When she walked from the stage, David rose to meet her, reaching out a hundred-dollar bill. She looked at him, and her eyes grew wider. Fear registered in them. He was afraid she was going to press the bill back into his hands and run.
“My friend Katie told me about you today,” he said quickly. “I’m so sorry. I just want to talk to you. I was hoping you could tell me more about Stella Martin.”
She hesitated. She stared at him. “The place downstairs has a quiet patio in back. But the bartender is a big, old bruiser, and he’s a good friend of mine,” she said.
He smiled. “I swear, I have no intention of hurting you,” he said gently.
“And don’t go getting the police on me!” she warned.
“No,” he said.
“Five minutes,” she told him.
She left, and as she did so, David turned to see that someone was leaving from the far back of the room.
Someone who had been sitting in the shadows, and was now just about hugging the wall and the darkness to hurry out.
Danny Zigler.
There she was. Katie O’Hara. She was leaving her house behind, as she had surely done thousands of times before.
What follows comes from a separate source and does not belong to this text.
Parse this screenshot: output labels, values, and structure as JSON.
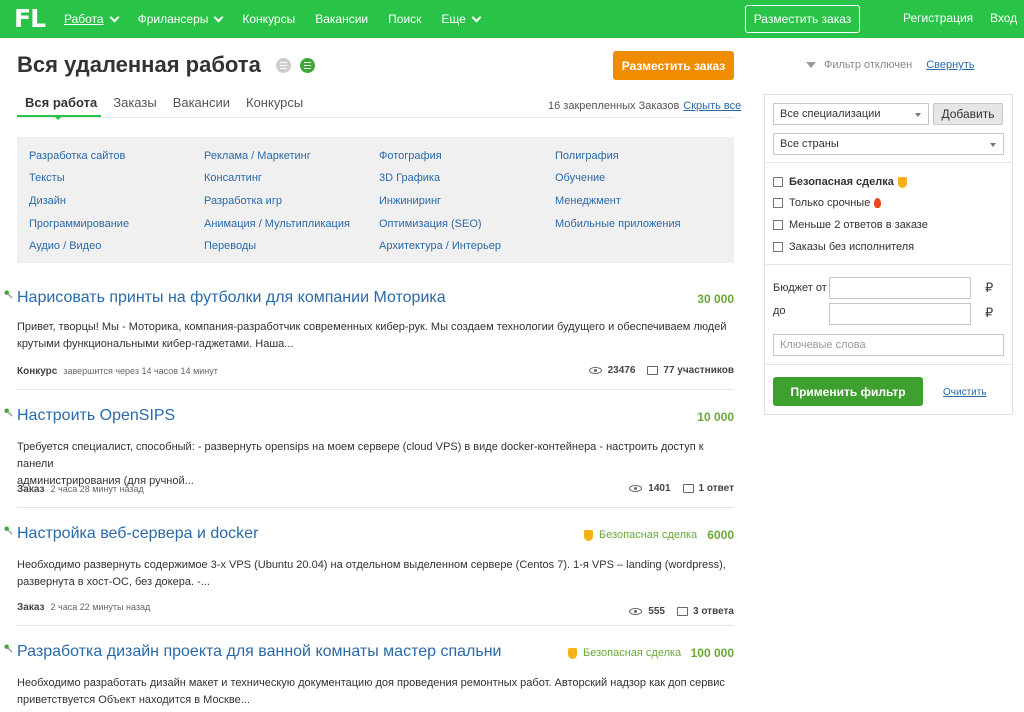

Katie O’Hara. Such a pretty thing. Sweet kid. She always had been. No doormat, she could handle a drunk out of control, speak with a cool authority that seemed to demand attention and hold her own with the best of them. Actually, she might be called beautiful now. All the rough edges of the child and the teen were gone; she was a woman. She had a magical speaking voice, and as far as Katie-oke went, ah, she was great.